The justices will consider two issues: whether the service’s designation violated the ESA and whether its decision not to exclude Unit 1 was reviewable. As to the first question, Weyerhaeuser argues that Unit 1 is simply not “habitat” for the dusky gopher frog and thus cannot be “critical habitat.” According to Weyerhaeuser, “habitat” must be currently habitable, and Unit 1 fails this test because dusky gopher frogs do not live there now and “would not survive” if they were transplanted to the property in its present state. Weyerhaeuser and the other landowners say they will not allow the service to translocate frogs to Unit 1 or to undertake any restoration activities there – meaning that Unit 1 will not become habitable for dusky gopher frogs any time soon. Weyerhaeuser urges the Supreme Court to adopt a narrow interpretation of the statute to avoid a constitutional question about whether the commerce clause grants Congress the power to regulate an intrastate, “non-commercial frog.”

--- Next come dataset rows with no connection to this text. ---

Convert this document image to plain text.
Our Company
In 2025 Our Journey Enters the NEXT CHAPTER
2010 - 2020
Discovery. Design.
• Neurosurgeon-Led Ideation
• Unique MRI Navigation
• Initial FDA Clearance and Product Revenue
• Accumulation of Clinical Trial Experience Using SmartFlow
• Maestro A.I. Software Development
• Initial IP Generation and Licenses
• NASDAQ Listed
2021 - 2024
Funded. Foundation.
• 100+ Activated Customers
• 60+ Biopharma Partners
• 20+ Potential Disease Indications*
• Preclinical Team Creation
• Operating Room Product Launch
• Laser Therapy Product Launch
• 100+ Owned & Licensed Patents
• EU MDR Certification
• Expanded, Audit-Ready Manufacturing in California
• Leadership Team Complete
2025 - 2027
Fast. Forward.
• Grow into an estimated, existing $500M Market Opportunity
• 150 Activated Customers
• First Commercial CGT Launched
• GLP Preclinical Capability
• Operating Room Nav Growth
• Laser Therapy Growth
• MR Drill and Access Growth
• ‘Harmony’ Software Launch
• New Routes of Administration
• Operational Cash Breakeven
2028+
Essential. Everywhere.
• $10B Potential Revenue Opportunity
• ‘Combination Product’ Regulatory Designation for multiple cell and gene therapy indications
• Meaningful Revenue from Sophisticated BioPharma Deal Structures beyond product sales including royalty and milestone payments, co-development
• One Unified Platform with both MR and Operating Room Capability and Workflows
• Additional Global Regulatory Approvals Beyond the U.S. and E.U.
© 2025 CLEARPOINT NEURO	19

Stressing the presumption of reviewability of agency decisions, Weyerhaeuser argues that the service’s decision not to exclude Unit 1 from the designation of critical habitat is subject to judicial review. It urges the court to overturn the service’s decision as an abuse of discretion because the costs of up to $34 million outweigh the benefits of conserving the dusky gopher frog.
The service argues that the plain meaning of the critical-habitat provisions supports its designation decision, noting as a backup that it should receive deference to its interpretation under Chevron even if the Supreme Court finds the statute ambiguous. The service argues that its decision on critical habitat “subsumed” a determination that Unit 1 is “habitat” and notes that Weyerhaeuser did not challenge its factual findings in the lower courts. The service states that “habitat remains ‘habitat’ even if it would require human intervention (such as restoration) to become optimal for a species’ long-term conservation.” Were it otherwise, the service asserts, “the Act’s contemplation that habitat may need restoration for recovery of the species would have little meaning.” Throughout its brief, the service defends its legal judgments by reference to its detailed findings in the administrative record. The service argues that the constitutional avoidance canon is inapplicable because the constitutional concerns Weyerhaeuser raises would not be avoided by its preferred interpretation.